In sum, there is nothing about having one government-owned health insurance company that is likely to change the competitive dynamic and bring costs under control.
That's not to say there aren't other things we could do -- many fixes are already included in bills before Congress. These include the government-sponsored health-care exchanges that would bring national insurance companies to nearly every market in the country and proposals to begin paying doctors and hospitals for the quality of the health care they provide rather than the quantity. There is also a provision requiring that companies participating in the new insurance exchanges use no more than 15 cents of each premium dollar for administrative costs and profits.

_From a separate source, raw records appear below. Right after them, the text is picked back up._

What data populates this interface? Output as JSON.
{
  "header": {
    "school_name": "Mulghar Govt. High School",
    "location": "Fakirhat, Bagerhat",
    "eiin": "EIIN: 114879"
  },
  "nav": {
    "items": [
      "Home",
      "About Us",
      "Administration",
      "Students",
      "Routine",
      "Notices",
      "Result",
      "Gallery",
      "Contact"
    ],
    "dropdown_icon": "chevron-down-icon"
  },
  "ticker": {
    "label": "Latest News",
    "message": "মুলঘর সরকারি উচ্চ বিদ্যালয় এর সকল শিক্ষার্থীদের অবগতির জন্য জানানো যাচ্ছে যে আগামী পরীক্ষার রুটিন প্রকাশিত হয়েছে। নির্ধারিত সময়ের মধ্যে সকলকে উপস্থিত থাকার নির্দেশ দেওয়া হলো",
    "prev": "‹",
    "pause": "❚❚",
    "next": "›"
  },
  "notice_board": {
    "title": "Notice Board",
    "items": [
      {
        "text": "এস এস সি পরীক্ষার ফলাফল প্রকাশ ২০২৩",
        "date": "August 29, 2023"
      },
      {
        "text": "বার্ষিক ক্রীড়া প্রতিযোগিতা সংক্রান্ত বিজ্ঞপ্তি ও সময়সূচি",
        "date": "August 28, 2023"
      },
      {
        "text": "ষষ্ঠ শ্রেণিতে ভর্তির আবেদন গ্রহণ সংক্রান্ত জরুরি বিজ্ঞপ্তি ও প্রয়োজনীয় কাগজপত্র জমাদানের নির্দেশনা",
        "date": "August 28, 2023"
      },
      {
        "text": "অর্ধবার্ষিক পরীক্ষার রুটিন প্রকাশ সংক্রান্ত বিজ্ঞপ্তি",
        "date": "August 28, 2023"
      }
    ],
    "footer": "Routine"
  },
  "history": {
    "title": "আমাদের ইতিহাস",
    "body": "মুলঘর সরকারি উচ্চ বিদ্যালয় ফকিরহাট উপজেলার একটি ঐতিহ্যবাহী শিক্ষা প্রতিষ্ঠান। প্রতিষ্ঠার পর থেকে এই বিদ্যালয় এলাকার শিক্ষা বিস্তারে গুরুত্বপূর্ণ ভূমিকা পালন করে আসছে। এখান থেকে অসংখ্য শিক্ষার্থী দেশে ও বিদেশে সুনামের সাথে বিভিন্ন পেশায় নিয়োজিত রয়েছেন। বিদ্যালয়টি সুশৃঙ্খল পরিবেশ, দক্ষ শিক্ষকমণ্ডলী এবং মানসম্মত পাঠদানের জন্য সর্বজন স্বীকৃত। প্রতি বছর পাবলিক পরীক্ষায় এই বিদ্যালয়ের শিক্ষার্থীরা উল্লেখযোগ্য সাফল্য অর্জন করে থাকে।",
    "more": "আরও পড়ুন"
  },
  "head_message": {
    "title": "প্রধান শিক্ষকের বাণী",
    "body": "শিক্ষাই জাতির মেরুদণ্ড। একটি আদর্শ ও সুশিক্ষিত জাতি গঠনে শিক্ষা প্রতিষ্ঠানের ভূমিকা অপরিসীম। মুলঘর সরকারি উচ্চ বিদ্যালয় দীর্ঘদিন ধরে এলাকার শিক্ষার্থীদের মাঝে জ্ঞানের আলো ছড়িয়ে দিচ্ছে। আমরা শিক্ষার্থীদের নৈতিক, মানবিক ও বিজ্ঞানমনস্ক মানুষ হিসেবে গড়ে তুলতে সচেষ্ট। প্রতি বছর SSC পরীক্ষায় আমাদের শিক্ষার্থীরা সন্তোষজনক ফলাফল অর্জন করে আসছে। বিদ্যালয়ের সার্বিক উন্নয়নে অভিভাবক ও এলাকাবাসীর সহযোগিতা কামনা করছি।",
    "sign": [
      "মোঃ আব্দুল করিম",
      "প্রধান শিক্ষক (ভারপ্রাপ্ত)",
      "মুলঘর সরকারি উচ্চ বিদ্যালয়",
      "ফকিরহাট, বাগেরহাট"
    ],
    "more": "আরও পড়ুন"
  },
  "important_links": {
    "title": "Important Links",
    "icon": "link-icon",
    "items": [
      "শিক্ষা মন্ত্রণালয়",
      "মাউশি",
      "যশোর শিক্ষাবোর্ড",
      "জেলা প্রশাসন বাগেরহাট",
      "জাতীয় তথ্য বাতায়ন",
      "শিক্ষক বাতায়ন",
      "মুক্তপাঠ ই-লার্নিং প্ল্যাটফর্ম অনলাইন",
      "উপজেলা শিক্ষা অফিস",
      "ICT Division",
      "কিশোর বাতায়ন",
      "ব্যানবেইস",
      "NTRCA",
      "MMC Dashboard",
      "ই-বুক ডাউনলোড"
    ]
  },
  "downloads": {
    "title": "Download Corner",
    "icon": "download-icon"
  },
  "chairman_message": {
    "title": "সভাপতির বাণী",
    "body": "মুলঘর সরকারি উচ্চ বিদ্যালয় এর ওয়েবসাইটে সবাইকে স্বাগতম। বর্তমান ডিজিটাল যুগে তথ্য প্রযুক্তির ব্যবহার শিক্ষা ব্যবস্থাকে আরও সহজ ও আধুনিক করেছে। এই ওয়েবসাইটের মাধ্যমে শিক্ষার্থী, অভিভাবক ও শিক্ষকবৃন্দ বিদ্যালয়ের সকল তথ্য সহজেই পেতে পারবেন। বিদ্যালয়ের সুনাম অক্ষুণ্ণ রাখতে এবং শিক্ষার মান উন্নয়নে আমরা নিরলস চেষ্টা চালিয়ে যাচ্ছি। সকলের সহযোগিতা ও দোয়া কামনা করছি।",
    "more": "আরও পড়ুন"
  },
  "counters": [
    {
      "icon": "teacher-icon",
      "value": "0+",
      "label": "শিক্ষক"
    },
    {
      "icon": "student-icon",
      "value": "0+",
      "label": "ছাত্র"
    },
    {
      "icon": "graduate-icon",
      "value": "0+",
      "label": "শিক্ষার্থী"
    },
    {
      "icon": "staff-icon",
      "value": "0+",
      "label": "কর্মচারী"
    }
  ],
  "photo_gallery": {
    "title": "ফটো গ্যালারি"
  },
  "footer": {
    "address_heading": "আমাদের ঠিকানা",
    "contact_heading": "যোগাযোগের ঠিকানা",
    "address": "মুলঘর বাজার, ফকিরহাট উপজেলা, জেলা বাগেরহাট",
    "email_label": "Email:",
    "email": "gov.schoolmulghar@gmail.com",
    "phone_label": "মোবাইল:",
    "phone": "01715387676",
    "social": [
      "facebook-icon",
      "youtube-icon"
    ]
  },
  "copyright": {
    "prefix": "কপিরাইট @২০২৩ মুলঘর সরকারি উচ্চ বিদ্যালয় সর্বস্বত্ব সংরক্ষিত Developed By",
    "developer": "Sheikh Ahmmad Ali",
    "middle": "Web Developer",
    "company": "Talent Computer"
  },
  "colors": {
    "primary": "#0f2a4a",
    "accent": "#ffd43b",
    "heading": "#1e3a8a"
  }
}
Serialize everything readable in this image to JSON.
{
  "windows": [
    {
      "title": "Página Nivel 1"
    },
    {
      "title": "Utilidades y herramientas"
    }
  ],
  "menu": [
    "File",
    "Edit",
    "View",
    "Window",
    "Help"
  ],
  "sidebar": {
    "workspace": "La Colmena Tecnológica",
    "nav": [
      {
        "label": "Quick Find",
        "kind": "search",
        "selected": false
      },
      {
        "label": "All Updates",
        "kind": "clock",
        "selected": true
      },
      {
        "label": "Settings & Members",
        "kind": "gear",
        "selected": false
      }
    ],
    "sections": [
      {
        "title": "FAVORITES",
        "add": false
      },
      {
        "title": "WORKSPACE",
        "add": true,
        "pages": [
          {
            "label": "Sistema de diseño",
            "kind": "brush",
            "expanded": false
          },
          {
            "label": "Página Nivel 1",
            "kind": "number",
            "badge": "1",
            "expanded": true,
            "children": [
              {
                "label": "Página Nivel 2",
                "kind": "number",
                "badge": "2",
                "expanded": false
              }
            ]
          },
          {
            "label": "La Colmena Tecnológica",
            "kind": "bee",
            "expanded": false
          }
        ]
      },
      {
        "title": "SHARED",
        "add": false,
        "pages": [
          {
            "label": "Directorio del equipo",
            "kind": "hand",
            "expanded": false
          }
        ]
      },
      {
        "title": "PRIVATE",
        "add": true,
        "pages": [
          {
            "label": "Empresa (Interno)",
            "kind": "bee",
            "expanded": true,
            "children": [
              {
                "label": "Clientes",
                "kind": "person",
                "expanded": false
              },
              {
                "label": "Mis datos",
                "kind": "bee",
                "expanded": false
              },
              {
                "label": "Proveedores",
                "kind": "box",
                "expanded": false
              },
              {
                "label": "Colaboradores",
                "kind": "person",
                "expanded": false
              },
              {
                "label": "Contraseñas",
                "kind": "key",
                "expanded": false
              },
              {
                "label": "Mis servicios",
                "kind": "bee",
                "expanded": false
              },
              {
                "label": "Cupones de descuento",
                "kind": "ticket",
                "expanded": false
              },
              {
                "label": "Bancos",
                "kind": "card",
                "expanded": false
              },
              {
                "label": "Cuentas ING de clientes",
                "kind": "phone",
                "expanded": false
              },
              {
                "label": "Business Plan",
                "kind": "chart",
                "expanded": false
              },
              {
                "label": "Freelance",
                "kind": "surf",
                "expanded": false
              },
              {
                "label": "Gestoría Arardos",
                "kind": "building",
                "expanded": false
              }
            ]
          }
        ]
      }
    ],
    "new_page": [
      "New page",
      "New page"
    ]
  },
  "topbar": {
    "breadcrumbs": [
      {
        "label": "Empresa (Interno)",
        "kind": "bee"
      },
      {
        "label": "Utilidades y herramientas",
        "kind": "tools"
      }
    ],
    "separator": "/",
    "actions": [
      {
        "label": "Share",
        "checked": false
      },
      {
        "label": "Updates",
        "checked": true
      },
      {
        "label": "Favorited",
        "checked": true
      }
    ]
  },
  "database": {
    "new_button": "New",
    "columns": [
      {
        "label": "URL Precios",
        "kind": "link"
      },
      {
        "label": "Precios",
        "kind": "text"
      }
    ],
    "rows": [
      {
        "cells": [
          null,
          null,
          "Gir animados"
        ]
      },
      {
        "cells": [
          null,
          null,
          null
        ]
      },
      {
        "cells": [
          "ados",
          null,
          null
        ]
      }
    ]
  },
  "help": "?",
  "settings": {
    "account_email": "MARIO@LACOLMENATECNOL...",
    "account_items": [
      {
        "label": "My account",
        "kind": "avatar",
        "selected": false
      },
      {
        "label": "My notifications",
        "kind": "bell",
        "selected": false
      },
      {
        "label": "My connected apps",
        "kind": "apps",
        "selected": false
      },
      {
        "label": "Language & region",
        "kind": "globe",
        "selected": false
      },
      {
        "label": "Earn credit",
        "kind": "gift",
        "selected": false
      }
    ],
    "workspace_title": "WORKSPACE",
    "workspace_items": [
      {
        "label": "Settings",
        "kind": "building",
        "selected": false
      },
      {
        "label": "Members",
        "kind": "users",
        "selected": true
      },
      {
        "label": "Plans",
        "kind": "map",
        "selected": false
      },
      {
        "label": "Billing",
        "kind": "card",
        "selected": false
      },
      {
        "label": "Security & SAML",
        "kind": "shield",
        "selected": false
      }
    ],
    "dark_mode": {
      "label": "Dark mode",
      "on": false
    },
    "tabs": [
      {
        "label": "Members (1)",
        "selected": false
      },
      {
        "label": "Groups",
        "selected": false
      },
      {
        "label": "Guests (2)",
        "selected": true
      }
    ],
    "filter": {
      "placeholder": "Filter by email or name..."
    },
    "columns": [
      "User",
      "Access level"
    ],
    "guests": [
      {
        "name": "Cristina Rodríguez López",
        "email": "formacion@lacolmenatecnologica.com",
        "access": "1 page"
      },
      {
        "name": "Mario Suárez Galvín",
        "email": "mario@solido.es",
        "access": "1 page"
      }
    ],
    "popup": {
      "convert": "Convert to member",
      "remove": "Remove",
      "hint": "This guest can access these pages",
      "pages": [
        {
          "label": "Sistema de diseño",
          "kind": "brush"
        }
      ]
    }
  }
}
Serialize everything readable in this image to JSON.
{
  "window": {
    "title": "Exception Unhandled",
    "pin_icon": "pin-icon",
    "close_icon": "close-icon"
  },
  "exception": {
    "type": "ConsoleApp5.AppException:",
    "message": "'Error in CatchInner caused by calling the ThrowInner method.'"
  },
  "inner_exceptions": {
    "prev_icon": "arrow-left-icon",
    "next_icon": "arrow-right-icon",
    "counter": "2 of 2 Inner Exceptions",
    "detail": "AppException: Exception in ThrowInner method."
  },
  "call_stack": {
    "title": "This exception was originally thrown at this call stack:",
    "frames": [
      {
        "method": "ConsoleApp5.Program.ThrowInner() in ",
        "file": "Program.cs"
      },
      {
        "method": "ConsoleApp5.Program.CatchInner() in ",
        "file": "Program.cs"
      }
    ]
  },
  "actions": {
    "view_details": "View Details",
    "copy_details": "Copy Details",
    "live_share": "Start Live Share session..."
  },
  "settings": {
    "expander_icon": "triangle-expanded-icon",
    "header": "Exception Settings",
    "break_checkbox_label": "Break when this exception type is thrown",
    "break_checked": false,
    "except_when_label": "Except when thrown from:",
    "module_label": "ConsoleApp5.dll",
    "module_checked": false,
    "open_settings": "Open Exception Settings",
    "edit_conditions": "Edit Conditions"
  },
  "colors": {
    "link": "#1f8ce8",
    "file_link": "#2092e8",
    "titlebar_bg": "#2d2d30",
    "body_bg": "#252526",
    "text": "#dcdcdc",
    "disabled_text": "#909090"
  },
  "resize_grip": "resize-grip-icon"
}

Finally, there are the government-chartered cooperatives that key members of the Senate Finance Committee are pushing. Although public-option enthusiasts scoff at the idea, the experiences of a number of communities show that cooperatives could significantly contain costs, provided the cooperatives are big enough and built around networks of hospitals and physician practices that accept a fixed, annual fee for treating patients rather than billing for every procedure. The key isn't that the cooperatives would be not-for-profit, but that the annual payments would give doctors and hospitals a financial incentive to control costs, better coordinate care, and eliminate procedures with little or no benefit.
A few other ideas not in any bill but worth considering: To address the pricing power of the big hospital chains, the government could require that they offer the same set of prices to all private insurers. Congress could also toughen antitrust laws to make it more difficult for hospitals in the same region to merge and require the breakup of chains that charge rates that are significantly higher than in other markets.
To bring down drug prices, Medicare could cap what it is willing to pay for any drug at 150 percent of the average price paid by other industrialized countries, where governments negotiate prices that are significantly lower. That would become a new benchmark for what private-pharmacy benefit managers would pay.
Such approaches would not only be better policy than a public option, they'd also be better politics. By insisting on a government-run plan, liberals have played right into the hands of Republicans who aim to defeat any reform by mischaracterizing it as a government takeover.
If there is anything that's been made clear over the last two weeks, it is that the public option is a political non-starter that threatens the entire reform effort. It's time to let it go.